Marta Peñate, televisiva, polémica, muy de su estilo había contado que seguía fumando estando embarazada porque su ginecólogo le dijo que era peor la ansiedad de dejarlo de golpe. ¿Opinable? Claro de hecho lo hicimos por aquí.
Y entonces llegó el aborto. Y con él lo más mezquino del internet.
Comentarios del tipo “es tu culpa”, “para qué lo cuentas tan pronto”… Porque no solo ha perdido un embarazo deseado, probablemente muy esperado, sino que ahora también tiene que tragarse la basura moralina de miles de personas que se creen con derecho a explicarle cómo debía vivir su gestación.
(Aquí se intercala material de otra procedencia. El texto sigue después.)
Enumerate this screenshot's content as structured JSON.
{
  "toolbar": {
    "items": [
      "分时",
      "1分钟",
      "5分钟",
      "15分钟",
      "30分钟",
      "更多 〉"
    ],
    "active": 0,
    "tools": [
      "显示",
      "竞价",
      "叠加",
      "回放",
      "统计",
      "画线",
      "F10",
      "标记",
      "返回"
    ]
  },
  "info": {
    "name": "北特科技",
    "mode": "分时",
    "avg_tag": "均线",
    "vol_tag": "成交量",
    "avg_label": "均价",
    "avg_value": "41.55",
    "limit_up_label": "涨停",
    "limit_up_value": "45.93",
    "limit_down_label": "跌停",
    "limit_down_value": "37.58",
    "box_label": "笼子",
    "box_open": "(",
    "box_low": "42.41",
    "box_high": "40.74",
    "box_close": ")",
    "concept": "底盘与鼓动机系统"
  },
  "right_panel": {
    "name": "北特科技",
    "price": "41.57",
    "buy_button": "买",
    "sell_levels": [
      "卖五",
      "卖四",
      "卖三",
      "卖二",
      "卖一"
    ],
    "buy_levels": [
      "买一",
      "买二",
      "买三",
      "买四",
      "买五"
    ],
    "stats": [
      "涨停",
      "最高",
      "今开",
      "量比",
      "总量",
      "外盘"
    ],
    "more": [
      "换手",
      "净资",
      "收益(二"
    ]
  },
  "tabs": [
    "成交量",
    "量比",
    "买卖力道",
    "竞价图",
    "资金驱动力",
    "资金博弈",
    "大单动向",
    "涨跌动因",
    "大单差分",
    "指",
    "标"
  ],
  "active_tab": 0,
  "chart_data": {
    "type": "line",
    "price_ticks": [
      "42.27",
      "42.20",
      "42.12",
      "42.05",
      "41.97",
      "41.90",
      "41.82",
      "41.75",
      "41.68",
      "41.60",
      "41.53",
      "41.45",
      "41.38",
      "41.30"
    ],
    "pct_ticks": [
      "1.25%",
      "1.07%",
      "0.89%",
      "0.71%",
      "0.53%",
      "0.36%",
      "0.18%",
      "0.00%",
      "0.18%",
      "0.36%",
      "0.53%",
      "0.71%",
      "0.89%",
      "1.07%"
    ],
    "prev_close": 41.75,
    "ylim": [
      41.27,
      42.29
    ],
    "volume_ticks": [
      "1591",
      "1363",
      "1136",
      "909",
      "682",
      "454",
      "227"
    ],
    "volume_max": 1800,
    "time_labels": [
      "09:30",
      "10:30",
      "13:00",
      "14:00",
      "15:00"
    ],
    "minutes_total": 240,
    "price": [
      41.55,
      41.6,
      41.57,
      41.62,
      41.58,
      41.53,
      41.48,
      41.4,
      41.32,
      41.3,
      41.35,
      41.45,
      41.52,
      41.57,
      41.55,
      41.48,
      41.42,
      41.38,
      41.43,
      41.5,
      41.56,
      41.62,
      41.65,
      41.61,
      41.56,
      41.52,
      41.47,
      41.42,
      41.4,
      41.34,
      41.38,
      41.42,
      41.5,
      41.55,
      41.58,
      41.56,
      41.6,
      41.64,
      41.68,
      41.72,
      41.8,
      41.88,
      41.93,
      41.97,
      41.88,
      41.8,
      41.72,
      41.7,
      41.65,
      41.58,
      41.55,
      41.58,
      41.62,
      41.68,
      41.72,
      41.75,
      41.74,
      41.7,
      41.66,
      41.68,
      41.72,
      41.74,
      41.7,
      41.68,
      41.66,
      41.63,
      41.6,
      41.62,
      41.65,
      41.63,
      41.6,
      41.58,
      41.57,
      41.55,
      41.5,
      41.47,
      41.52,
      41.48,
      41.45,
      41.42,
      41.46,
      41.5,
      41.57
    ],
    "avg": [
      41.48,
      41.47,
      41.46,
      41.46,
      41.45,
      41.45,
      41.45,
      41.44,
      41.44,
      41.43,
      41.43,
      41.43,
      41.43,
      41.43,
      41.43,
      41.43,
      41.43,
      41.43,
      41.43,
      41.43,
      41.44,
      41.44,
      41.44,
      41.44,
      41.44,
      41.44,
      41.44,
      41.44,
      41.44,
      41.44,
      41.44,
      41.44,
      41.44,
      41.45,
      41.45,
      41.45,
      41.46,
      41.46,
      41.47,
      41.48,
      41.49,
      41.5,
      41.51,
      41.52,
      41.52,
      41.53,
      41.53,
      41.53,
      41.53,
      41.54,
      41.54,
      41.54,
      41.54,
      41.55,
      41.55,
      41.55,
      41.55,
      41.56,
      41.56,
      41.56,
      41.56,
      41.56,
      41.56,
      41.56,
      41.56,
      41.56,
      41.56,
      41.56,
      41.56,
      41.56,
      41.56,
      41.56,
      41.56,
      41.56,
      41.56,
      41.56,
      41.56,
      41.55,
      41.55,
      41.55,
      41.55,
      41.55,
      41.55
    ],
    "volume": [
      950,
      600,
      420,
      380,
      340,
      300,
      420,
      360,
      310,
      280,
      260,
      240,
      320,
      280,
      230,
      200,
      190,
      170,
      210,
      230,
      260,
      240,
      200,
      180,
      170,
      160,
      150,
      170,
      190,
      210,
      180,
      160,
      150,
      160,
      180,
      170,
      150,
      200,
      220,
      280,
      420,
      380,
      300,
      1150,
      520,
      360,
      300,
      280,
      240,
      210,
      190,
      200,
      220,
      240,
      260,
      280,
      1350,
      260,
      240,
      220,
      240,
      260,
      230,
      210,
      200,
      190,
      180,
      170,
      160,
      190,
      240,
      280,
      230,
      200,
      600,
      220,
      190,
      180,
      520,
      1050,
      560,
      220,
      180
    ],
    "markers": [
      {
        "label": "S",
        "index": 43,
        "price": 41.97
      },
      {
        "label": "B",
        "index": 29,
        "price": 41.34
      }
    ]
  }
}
O su duelo.
Vamos a ver si nos aclaramos: si no lo cuentas, invisibilizas el aborto. Si lo cuentas y lo pierdes, te acusan de gafarlo, de exponerte demasiado, de no proteger algo “tan íntimo”. ¿Entonces qué? ¿Las mujeres embarazadas solo pueden hablar si todo va bien? ¿Solo pueden existir públicamente si el final es feliz?
Señoras y señores, el aborto espontáneo es más común de lo que queremos creer. Pero como no se cuenta, como se tapa, como se vive en la intimidad forzada del “mejor no lo digas hasta el tercer mes por si acaso”, lo que ocurre es que cuando llega muchas lo viven solas sin saber que les ha pasado lo mismo que a miles.
Y esto va más allá de Marta. Esto nos pasa a todas. A las que lo contamos. A las que no. A las que fuimos prudentes y aún así lo perdimos. Parece que hagamos lo que hagamos siempre va a estar mal. Ahora Marta dice que está tan traumatizada que ya no publicará nada más. No sé, no digo que lo haya hecho todo perfecto pero me da pena toda esta situación. Todos rajamos y rajamos sin pensar más allá.